Peter Hixson (born October 31, 1966) is an American animation artist living in Los Angeles. He has worked in television animation for the past 15 years and presently supervises animation for DreamWorks Television's All Hail King Julien.

==Early life and career==
Peter was born in Long Beach, California, as the second son of a US Navy officer. The family moved to Washington, D.C., soon after his birth and he grew up in Maryland and later the Hampton Roads area of southeast Virginia. Peter spent occasional bursts of energy drawing and sketching when not occupied with schoolwork and repairing old Saabs. He also was drawn into competitive swimming and sailing pursuits, qualifying for National Junior Olympics in distance freestyle events and competing for national junior sailor titles in both small dinghies and sailboards. Peter graduated from Tufts University in Medford, Massachusetts, with a BA in history in 1988. He later attended film school at American University in Washington, D.C. One of his animated student films, Five Female Persuasions, won a Student Academy Award in Animation in 1992. Another animated film, Tennis, won additional awards and screened in Spike and Mike's Sick and Twisted Animation festivals.

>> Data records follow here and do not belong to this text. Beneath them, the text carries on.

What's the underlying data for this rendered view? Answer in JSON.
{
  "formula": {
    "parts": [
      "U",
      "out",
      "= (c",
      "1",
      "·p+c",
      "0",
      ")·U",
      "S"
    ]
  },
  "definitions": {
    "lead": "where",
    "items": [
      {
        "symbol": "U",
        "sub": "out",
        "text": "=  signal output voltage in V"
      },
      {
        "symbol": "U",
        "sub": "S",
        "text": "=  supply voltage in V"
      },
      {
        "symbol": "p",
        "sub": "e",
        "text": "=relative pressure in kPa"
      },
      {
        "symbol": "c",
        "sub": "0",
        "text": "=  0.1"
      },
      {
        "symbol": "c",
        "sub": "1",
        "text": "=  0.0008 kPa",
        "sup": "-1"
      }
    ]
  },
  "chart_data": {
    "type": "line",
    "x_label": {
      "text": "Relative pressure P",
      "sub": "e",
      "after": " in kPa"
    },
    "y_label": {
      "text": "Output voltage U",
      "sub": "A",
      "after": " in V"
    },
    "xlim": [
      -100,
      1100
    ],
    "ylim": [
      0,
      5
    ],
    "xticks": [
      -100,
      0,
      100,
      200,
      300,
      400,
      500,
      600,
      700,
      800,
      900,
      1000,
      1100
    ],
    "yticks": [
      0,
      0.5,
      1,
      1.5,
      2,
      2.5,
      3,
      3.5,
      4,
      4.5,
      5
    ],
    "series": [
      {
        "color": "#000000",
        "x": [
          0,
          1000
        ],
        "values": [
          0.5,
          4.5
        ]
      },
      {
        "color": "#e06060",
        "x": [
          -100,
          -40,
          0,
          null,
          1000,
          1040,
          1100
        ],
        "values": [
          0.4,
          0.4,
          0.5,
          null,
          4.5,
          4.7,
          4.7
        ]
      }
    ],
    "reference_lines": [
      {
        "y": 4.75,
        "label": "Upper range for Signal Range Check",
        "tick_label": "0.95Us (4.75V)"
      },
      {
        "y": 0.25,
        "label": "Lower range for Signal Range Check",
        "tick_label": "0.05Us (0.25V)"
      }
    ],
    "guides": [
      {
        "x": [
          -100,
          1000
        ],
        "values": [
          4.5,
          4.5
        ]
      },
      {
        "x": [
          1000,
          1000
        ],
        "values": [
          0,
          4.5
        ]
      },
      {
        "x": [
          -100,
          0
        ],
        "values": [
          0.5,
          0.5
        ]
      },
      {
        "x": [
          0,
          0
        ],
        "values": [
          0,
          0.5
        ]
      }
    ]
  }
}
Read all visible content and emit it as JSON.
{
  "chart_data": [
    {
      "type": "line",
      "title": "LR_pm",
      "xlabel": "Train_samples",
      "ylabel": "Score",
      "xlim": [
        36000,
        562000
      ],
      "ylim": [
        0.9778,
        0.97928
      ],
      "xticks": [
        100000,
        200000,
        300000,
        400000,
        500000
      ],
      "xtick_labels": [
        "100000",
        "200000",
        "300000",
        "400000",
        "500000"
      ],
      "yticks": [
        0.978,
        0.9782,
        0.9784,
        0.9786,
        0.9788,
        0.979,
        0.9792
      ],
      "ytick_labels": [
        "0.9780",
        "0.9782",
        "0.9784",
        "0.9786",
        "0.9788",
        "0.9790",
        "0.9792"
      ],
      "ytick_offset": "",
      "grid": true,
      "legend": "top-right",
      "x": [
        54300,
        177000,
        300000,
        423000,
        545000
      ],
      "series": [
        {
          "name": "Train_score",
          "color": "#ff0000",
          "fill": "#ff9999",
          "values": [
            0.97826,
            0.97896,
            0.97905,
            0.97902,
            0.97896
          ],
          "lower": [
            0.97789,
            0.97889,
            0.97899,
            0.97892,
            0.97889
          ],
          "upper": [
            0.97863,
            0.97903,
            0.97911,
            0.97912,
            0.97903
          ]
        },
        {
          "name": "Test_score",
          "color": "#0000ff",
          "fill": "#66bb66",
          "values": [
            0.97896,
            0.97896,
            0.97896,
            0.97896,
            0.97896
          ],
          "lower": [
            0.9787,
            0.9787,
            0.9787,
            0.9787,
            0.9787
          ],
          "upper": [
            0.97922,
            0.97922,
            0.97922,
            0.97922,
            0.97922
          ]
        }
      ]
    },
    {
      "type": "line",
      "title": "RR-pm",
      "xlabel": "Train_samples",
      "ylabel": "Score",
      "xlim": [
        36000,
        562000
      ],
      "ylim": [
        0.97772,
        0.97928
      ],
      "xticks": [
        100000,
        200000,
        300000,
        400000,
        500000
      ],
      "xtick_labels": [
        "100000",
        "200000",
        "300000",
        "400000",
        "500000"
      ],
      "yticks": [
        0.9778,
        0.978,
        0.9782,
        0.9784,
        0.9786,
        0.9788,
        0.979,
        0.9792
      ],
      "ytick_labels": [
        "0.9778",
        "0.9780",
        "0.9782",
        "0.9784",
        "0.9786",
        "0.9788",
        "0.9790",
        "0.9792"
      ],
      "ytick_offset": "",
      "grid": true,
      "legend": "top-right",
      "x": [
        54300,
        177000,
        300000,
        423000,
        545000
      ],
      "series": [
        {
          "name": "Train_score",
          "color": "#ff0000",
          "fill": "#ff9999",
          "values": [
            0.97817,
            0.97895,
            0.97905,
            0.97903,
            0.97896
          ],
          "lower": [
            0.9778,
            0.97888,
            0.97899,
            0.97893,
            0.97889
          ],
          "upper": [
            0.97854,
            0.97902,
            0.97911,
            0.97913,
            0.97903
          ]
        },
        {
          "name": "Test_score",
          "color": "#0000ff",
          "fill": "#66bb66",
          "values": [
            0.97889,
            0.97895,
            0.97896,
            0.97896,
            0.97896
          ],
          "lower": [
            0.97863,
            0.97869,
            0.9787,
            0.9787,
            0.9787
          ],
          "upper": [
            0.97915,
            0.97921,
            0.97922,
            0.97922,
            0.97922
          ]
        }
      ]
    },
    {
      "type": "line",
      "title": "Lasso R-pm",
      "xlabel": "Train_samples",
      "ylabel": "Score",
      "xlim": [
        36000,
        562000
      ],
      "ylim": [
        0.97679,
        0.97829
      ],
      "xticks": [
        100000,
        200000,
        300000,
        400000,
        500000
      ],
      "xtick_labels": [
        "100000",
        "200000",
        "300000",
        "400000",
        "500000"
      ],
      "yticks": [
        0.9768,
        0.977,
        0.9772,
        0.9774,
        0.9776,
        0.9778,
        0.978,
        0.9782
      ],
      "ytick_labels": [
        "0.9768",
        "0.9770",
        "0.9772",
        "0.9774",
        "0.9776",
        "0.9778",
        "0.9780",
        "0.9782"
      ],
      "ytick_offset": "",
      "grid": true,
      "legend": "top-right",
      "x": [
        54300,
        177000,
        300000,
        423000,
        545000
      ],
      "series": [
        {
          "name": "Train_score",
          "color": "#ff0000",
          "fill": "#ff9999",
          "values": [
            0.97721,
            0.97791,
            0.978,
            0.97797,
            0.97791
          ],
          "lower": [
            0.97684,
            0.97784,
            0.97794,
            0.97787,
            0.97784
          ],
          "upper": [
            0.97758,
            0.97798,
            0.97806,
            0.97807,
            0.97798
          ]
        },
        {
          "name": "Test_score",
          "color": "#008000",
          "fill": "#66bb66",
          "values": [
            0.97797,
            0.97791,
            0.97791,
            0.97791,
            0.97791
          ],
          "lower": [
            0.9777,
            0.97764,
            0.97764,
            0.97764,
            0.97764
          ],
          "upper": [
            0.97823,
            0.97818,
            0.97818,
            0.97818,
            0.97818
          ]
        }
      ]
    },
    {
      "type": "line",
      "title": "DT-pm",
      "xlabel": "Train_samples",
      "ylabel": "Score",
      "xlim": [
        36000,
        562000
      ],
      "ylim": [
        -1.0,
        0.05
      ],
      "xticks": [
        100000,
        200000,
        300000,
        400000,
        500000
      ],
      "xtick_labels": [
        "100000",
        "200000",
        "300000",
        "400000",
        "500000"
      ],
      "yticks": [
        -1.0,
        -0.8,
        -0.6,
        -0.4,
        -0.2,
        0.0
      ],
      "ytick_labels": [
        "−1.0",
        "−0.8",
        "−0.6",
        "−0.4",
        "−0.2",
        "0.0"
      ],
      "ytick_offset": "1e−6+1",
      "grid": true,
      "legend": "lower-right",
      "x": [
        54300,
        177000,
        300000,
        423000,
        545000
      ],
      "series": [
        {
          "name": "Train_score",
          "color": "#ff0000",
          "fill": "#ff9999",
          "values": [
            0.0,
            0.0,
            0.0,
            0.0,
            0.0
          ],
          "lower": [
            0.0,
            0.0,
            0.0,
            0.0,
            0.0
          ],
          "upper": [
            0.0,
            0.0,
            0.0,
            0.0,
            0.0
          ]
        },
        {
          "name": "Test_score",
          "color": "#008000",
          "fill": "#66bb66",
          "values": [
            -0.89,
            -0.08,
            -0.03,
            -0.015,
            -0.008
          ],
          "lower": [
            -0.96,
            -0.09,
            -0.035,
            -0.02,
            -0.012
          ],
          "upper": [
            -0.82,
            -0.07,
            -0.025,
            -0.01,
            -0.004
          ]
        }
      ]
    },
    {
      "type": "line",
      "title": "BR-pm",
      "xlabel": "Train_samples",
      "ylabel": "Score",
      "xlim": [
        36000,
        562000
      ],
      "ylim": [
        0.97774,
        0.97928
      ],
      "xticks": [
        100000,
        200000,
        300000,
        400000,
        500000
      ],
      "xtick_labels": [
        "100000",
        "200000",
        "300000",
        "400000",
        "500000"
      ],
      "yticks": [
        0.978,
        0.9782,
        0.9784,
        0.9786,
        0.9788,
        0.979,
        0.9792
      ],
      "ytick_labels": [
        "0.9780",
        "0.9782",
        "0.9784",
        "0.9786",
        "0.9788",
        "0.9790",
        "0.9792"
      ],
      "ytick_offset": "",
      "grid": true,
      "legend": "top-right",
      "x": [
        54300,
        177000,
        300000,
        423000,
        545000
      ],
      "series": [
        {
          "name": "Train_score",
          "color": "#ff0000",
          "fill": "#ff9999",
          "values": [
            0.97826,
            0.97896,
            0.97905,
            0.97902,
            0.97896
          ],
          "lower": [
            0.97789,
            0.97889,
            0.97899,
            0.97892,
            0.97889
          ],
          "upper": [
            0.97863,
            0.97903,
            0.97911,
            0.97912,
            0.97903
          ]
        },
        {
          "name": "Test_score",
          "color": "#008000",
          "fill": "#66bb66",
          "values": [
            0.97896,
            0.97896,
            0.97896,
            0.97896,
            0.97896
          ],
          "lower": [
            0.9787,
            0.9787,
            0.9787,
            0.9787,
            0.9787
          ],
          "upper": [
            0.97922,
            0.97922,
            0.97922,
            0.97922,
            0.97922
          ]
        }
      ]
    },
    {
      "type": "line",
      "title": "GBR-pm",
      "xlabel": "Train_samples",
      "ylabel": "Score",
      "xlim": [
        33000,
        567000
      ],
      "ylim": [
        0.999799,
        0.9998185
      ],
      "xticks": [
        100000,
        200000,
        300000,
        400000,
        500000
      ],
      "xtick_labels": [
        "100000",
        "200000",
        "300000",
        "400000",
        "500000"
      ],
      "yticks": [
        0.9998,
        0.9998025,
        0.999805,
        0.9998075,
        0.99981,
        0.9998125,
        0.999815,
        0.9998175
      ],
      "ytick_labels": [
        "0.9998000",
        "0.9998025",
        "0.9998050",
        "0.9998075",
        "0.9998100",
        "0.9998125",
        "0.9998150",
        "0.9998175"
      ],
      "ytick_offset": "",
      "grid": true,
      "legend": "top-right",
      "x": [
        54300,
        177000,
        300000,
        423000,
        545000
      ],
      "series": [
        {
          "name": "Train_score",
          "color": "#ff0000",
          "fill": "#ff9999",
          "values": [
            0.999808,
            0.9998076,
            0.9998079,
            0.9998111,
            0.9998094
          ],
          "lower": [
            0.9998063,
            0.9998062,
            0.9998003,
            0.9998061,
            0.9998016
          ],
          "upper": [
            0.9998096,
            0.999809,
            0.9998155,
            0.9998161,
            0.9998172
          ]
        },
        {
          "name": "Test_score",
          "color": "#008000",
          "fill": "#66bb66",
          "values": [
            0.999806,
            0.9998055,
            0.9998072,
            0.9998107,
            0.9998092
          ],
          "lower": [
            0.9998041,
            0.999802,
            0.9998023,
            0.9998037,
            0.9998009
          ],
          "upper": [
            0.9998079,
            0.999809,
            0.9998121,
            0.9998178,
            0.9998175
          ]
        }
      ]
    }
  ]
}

Peter moved to Los Angeles in 1993 and started at Klasky-Csupo Animation Studios, where he worked as an animation story editor and later as an animation timer. He has worked at a handful of Los Angeles animation studios on cable and broadcast animation series, including Real Monsters, Duckman, Wild Thornberries, Mission Hill, The Oblongs, The Simpsons, Futurama, Penguins of Madagascar, Monsters Vs. Aliens and All Hail King Julien.